Eve put the Vermeer on the screen. “Do you know this painting?”
He looked, sneered. “Boring. Ordinary.”
“Right. If you turn the music up to that volume, or close to it, again, you’ll find a couple of cops at your door with an arrest warrant.” Eve started for the door. “You won’t get anywhere with Fury in lockup. Remember that.”
When they went out, Eve waited. The music came back on, but not at door-shuddering volume.
“What a dick” was Peabody’s opinion. “He really shouldn’t have bothered changing his last name.”
“He’s a dick, and we’ll check out his alibi, see how close we can pinpoint when Leesa left the stroll. But he didn’t kill her.”
“Way too busy swimming in self-pity and self-indulgence to plan out a murder. Plus, none of his stuff is in the same universe as the portrait. He’d never have used something like that.”
“What universe is his stuff in?” Eve asked as they started down.
“The Shit Universe. Some would go for it, sure, because it has a creepy kind of gut punch, and I absolutely believe all art has value. However, well, shit has value. But otherwise, it’s abstract, conceptional, and reeks of that self-indulgence.
He’s just using it as an excuse to suffer, or claim he’s suffering. ”
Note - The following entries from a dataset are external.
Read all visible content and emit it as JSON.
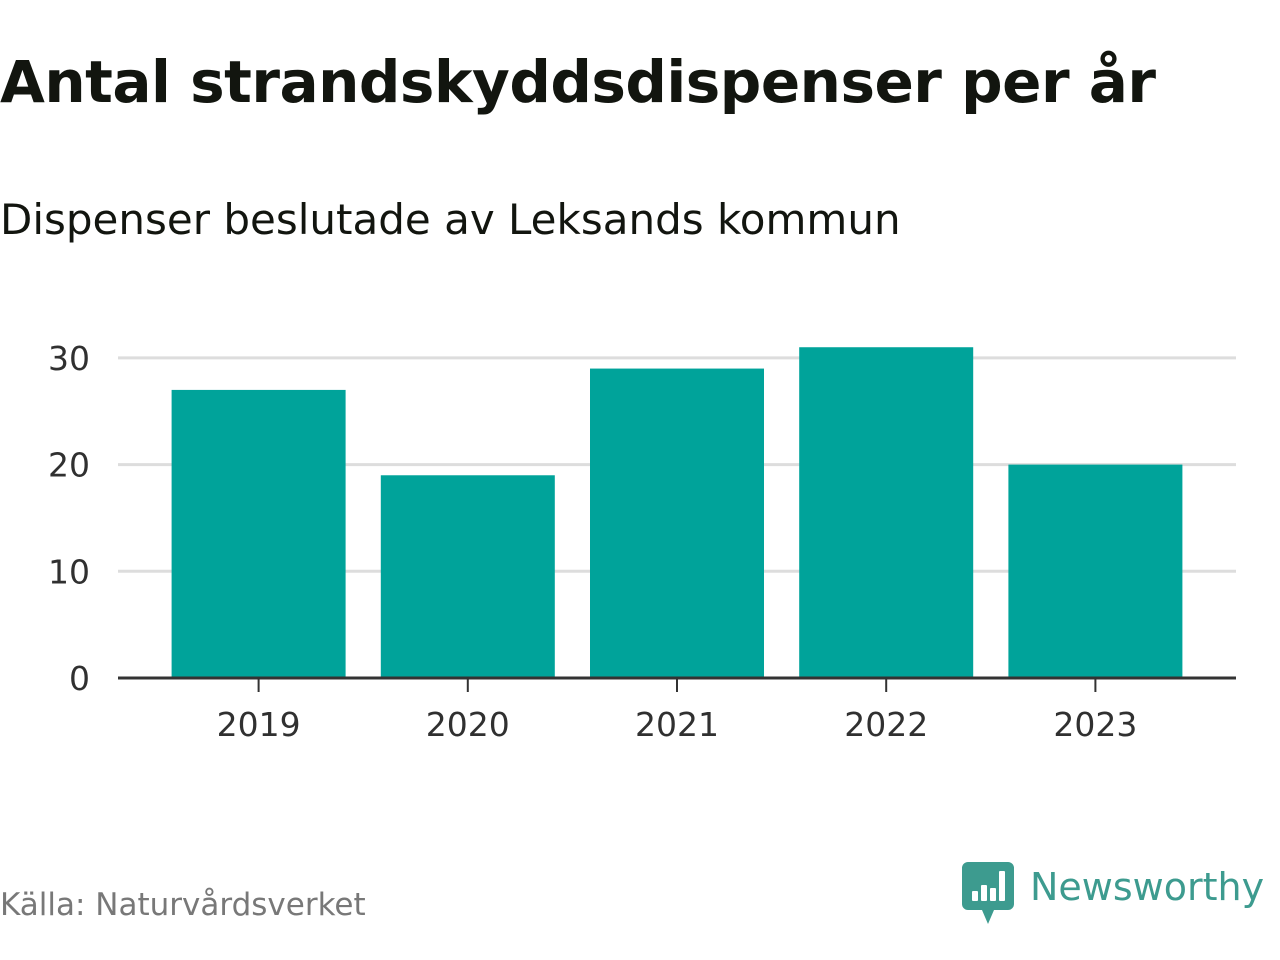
{
  "title": "Antal strandskyddsdispenser per år",
  "subtitle": "Dispenser beslutade av Leksands kommun",
  "source": "Källa: Naturvårdsverket",
  "brand": "Newsworthy",
  "colors": {
    "bar": "#00a39a",
    "title": "#12150f",
    "axis_text": "#303030",
    "grid": "#dddddd",
    "source": "#787878",
    "brand": "#3d9b8f"
  },
  "chart_data": {
    "type": "bar",
    "title": "Antal strandskyddsdispenser per år",
    "subtitle": "Dispenser beslutade av Leksands kommun",
    "categories": [
      "2019",
      "2020",
      "2021",
      "2022",
      "2023"
    ],
    "values": [
      27,
      19,
      29,
      31,
      20
    ],
    "xlabel": "",
    "ylabel": "",
    "ylim": [
      0,
      30
    ],
    "yticks": [
      0,
      10,
      20,
      30
    ],
    "grid": true
  }
}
“I agree with all that. We’ll check the timing anyway. Who’s next?”
Peabody checked, noted Reineke’s list came through. “Standish, and he should be at his day job. Café Urbane, and that’s just a block past where we parked, across the street, and another block.”
“We can walk it.”
When they reached street level, the storm that had blown in had blown out again.
Once she’d hiked back to the car, Eve opened the trunk. “Toss it in.”
She shut the trunk on a pair of wet umbrellas.
“The Martin Martin’s in Tribeca, and Kyle Drew’s the East Village.”
“Still walking this one, then that only leaves two to find parking.”
“Café Urbane has salads and sandwiches, as well as pockets, muffins, and cookies.”
“Fine.”
“It also closes at ten on Sunday night. So, he wouldn’t have been working during the timeline.”
Eve spotted the trench coat coming in her direction, and the way he eyed the bag of a woman chatting on her ’link as she clipped along.
Then his gaze shifted to Eve. She met it, angled her head. Barely lifted her eyebrows.
The way he turned around, strolled in the opposite direction reminded her of Galahad when caught bellying toward bacon.
She almost thought it a shame. She could’ve used a quick run.
But when she crossed the street with the river of others, trench coat kept going.
“Okay, Simon Standish, age twenty-eight, white guy, father’s from London.
Single, no cohabs. Does the barista thing for his day job, and lasts from like six months to a year.
Looks like he’s had one show at a coffee shop–slash–art gallery, and he fills in as an art teacher—substitute art teacher, high school level. ”
Peabody put away her PPC. “He’s the one who punched another artist at the other artist’s show.”
“I remember.”
She gave a wide berth to two women who burst out of a shoe store loaded with bags and laughing like hyenas. What was it about footwear that drove some women mad?
Through the doors of Café Urbane the lights glowed bright and the air was filled with the smell of reasonably decent coffee and chatter.
“Get your salad.”
“What do you want?”
“I don’t know. Ah…” Eve scanned the menu board and tried to shift her brain to food. “Just a grilled cheese.”
She pulled cash out of her pocket and realized, damn it, she’d need to stop at a machine and get more.
“What kind of bread, what kind of cheese?”
“Whatever. Pick something. Go with Pepsi. I’m going to give Standish a tap.”
She handed Peabody the cash, then moved to the coffee station.